Edgar Allan Poe: Fragmentos de de “Histórias de Mistério e Imaginação”.

A Esfinge da Caveira

Durante a terrível epidemia de cólera que reinou em Nova Iorque, aceitei o convite de um parente para passar duas semanas com ele no retiro do seu cottage orné nas margens do Hudson. Estávamos rodeados de todos os recursos comuns para as diversões estivais. E que tempo agradável teríamos passado a vaguear pelos bosques, a desenhar, a remar, a pescar, tomar banho ou entregues à música ou à leitura se não fossem as terríveis notícias que nos chegavam todas as manhãs da grande cidade. Não passava um dia que não nos trouxessem a notícia da morte de qualquer pessoa conhecida. Depois, à medida que a desgraça aumentava, habituávamo-nos a esperar diariamente a perda de algum amigo. Finalmente, tremíamos já à aproximação de qualquer mensageiro. O próprio ar do Sul parecia-nos impregnado do odor da morte. Aquele pensamento obcecante apossou-se, na realidade, do meu espírito. Não conseguia falar, pensar ou sonhar com outra coisa. O meu anfitrião era de temperamento menos excitável e, embora bastante deprimido, esforçava-se por me animar. A sua inteligência, rica de filosofia, nunca se deixava tomar por quimeras. Sendo bastante sensível ao terror em sim, não temia as suas sombras.

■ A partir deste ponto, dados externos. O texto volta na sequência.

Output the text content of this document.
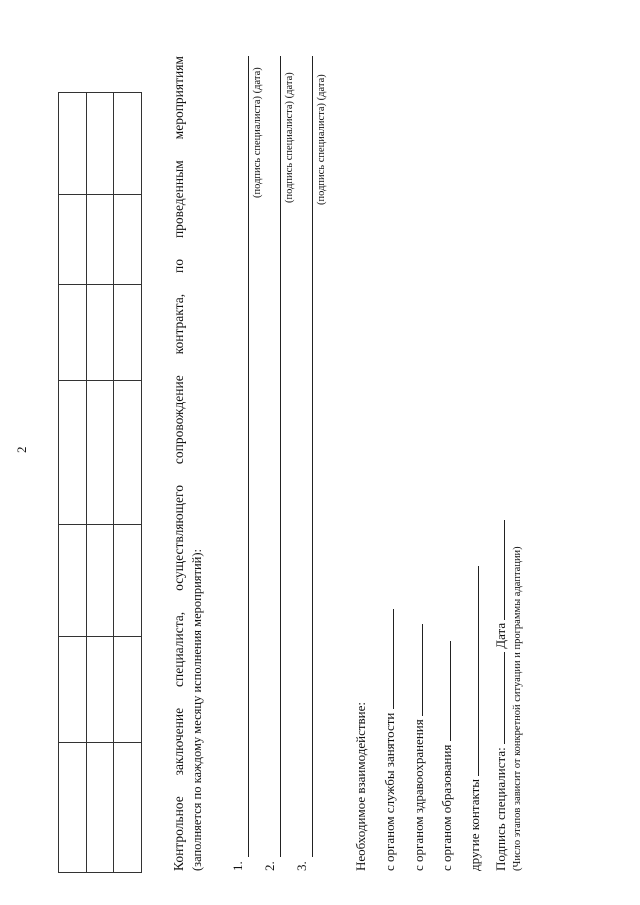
2

Контрольное
заключение
специалиста,
осуществляющего
сопровождение
контракта,
по
проведенным
мероприятиям
(заполняется по каждому месяцу исполнения мероприятий): 1.
(подпись специалиста) (дата)
2.
(подпись специалиста) (дата)
3.
(подпись специалиста) (дата)
Необходимое взаимодействие: с органом службы занятости с органом здравоохранения с органом образования другие контакты Подпись специалиста:  Дата (Число этапов зависит от конкретной ситуации и программы адаптации)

Os seus esforços para me tirar do estado anormal de tristeza em que caíra eram, em grande medida, contrariados pela leitura de alguns livros que eu encontrara na biblioteca. Eram de natureza a forçar a germinação de quaisquer sementes de superstição hereditária que estivessem latentes dentro de mim. Lera-os sem ele saber, pelo que, por vezes, ficava sem perceber as violentas impressões que tinham exercido sobre a minha imaginação.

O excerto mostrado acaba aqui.